The most blatant example of this we have seen recently is none other than Microsoft, which has directly admitted to practicing cooperation and competition with its cloud channel partners. This admission came up in the recent Parallels Summit I attended in Orlando, from Bill Staples, Microsoft General Manager.
In his presentation, Staples explicitly outlined how Microsoft has a multiple personality when dealing with cloud partners. “The question is… Is Microsoft a partner or a competitor in this space,” Staples said. “I want to answer that question honestly and directly…The answer is yes. Microsoft is a partner and a competitor in this space.” I also heard other Microsoft representatives saying the same thing at the more recent World Hosting Days in Rust, Germany. At first glance, these are stark admissions from Microsoft — until you realize that this role is nothing new for the company. After all, when it created Windows, it was providing a platform on which competing products could operate, while at the same time competing with some of those companies. Lotus 1-2-3, WordPerfect, and Netscape jump immediately to mind.
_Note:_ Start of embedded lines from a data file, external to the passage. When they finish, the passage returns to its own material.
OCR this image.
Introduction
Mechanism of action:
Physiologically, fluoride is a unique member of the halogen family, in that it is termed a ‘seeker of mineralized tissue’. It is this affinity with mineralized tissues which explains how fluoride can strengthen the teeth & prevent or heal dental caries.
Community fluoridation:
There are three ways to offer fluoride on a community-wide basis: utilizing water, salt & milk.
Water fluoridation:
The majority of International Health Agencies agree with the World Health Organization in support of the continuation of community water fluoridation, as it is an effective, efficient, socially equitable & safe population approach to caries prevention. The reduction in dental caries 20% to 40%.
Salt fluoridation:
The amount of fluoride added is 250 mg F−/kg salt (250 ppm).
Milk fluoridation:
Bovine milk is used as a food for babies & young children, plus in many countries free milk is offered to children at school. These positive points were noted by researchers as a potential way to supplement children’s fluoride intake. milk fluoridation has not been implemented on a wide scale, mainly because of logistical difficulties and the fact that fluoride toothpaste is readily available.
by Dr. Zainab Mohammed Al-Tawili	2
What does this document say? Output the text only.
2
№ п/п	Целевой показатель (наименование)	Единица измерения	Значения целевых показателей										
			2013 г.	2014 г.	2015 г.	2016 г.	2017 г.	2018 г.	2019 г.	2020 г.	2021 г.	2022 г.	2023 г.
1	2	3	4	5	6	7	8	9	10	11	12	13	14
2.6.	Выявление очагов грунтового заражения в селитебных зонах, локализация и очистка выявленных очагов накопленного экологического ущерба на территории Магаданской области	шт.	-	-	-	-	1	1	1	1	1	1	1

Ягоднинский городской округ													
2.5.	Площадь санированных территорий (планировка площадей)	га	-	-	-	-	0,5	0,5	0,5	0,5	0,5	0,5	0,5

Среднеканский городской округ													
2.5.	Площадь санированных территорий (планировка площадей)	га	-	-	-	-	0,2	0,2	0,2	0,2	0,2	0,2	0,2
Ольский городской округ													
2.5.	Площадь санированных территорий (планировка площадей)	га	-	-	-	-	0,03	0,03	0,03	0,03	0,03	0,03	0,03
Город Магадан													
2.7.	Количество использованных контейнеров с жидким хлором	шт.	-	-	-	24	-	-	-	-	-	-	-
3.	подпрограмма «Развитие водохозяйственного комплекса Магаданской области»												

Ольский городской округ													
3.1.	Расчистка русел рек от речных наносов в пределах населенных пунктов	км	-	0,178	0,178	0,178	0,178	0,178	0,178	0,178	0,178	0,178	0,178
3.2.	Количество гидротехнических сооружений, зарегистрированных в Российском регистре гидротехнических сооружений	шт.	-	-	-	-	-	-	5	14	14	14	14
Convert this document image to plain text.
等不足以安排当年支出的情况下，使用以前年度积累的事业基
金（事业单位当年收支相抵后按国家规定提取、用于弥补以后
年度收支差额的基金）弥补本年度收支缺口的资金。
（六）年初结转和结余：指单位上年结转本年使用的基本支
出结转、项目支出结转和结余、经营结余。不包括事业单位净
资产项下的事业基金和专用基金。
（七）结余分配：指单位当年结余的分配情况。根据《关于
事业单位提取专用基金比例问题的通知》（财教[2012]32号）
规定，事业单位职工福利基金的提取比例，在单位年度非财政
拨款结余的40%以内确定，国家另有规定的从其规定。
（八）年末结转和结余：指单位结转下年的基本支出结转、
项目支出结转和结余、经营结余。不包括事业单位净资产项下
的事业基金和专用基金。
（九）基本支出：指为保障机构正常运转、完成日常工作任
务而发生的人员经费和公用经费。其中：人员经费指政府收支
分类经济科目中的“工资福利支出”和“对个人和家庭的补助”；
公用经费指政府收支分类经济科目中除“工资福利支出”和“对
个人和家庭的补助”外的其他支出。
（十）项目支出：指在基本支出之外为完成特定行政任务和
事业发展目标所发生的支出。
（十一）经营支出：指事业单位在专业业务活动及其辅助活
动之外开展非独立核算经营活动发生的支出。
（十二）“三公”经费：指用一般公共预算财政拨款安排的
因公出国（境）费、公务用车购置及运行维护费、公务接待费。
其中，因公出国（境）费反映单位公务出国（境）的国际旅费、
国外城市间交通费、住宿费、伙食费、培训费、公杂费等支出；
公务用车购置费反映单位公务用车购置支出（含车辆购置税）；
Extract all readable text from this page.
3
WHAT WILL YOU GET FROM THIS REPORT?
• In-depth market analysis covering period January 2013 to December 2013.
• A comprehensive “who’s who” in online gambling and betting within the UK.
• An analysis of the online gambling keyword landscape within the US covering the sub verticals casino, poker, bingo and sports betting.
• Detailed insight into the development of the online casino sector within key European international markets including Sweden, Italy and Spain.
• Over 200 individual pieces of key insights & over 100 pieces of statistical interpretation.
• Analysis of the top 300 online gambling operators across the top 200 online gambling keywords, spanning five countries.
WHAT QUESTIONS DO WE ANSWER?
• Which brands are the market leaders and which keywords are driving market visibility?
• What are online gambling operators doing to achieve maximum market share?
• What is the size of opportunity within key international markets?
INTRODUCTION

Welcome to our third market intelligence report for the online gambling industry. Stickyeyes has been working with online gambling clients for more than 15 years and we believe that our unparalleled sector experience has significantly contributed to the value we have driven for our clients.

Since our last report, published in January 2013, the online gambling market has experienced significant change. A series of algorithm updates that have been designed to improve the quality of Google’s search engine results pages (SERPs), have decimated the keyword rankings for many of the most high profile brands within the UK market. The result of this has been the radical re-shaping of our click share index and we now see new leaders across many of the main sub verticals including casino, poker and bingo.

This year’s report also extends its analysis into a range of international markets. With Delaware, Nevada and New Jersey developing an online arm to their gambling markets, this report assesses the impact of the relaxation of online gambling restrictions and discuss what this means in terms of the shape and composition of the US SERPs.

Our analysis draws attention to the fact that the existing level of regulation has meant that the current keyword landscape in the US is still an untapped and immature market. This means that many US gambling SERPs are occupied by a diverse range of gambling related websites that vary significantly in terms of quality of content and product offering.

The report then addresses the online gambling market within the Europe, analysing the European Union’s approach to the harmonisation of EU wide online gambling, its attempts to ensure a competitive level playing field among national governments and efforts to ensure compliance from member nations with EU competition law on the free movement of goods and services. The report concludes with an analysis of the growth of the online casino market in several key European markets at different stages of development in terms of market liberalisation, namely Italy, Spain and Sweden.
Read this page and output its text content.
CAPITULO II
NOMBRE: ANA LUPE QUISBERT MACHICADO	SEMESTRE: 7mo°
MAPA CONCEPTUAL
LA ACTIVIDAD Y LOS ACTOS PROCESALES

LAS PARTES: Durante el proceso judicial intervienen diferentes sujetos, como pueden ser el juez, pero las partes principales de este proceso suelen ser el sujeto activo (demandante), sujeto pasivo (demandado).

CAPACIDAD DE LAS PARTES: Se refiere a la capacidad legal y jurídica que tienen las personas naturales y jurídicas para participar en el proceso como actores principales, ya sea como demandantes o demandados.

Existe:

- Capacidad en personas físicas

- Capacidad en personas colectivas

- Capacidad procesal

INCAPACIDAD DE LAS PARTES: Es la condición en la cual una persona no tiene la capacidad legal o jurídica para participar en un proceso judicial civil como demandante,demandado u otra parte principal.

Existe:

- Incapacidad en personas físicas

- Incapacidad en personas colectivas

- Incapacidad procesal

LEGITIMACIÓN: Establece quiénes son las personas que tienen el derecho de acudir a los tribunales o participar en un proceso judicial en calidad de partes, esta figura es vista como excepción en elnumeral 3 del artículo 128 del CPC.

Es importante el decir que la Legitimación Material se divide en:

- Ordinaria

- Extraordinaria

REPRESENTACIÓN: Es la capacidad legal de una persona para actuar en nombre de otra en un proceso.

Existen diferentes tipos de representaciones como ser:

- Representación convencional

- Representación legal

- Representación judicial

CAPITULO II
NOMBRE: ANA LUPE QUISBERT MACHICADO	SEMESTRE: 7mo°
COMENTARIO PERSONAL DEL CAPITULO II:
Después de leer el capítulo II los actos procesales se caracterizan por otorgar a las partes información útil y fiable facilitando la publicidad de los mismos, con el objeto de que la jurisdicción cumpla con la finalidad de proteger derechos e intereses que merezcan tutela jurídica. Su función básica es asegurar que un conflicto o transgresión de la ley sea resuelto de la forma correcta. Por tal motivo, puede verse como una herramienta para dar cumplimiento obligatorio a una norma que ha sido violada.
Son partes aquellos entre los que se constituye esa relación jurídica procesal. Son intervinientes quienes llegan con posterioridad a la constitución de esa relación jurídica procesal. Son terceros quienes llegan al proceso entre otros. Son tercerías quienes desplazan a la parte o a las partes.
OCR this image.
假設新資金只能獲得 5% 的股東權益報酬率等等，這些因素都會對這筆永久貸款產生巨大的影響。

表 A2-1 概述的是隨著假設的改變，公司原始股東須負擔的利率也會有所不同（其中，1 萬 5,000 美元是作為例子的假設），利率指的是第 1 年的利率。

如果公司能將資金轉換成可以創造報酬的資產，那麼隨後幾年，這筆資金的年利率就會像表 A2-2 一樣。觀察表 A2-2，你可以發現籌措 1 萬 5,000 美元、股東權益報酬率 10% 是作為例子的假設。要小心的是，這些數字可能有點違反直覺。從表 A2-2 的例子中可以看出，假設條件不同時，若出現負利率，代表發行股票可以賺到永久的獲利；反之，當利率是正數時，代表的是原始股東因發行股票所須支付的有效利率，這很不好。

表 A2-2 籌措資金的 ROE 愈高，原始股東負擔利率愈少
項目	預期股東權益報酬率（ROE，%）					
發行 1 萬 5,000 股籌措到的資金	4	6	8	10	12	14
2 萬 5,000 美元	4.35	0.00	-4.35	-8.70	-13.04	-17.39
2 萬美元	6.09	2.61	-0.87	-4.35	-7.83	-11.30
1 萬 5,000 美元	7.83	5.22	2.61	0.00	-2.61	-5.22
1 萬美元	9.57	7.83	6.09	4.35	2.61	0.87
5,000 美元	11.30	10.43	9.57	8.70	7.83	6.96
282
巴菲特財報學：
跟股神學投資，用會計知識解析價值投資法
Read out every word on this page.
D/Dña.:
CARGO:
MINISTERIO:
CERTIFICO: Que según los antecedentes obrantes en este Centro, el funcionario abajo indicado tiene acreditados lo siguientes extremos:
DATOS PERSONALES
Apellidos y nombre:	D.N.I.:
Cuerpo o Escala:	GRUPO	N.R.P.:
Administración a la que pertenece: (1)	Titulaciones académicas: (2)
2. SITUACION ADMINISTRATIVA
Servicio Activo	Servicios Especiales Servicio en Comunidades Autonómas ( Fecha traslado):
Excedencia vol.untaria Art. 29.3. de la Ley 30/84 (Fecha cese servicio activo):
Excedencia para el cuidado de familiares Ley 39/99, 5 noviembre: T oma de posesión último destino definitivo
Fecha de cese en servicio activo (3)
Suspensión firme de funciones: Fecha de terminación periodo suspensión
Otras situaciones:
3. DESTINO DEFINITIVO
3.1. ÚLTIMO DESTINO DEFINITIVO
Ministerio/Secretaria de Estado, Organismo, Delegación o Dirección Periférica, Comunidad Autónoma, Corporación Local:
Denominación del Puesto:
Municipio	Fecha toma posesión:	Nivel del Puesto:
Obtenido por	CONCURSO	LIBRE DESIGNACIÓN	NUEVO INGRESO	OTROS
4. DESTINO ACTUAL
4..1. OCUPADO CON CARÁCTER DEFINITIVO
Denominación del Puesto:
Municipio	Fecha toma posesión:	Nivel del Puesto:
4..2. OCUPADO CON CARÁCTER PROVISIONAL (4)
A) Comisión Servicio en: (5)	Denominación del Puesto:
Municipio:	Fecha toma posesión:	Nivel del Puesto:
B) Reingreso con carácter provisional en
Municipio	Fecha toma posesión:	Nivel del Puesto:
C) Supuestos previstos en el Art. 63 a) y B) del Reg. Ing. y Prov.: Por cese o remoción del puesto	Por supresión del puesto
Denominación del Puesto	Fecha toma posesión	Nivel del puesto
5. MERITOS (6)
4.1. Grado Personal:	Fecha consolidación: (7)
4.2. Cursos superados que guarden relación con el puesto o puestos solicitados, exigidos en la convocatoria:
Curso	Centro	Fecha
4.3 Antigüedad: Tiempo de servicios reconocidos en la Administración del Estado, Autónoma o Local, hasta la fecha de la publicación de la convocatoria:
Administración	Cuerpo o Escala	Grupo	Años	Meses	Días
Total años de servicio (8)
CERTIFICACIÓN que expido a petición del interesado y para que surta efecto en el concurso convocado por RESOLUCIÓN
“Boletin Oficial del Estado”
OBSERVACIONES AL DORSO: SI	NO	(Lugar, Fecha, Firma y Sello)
Only Netscape’s technology survived, in the form of Mozilla.
Staples’ admission just acknowledges what we already knew: Microsoft wants the cloud hosting and services spaces. It hosts with Azure, it provides services with Office 365.
This is not something that sits well with Microsoft’s cloud partners, being put into the position of having to trust Microsoft to do the right thing… as long as it suits their long-term plans. This is something we have seen over and over again from Microsoft, and it’s become rather tedious.
For example, the same thing is happening in mobile with Microsoft’s new partnership with Nokia. For $1 billion, Microsoft effectively bought its own mobile hardware platform, and will now be in competition with vendors like HTC and Motorola, even as it tries to push the Windows Phone 7 operating system onto HTC and Motorola devices. This have your cake and eat it too mentality is bad for any channel where Microsoft pulls this kind of stunt, not just the cloud channel. Ultimately, it tells any partner of Microsoft that their own business is potential prey for Microsoft, if the folks at Redmond decide to push their products over the partner’s.
Sadly, Microsoft is not alone. Google is doing the same thing around its SaaS applications (GMail, Google Apps) and Chrome Browser ecosystem. The browser becomes the new OS, the OS becomes unimportant and ultimately replaced with things like ChromeOS. Once Google controls the browser, it can play the same tricks that Microsoft did with Windows in the past and currently with hosted Exchange vs. Office365.
Think about the story of the Scorpion and the Frog, and Microsoft’s and Google’s approach to the cloud channel makes a lot of sense.
And is more than a little frightening.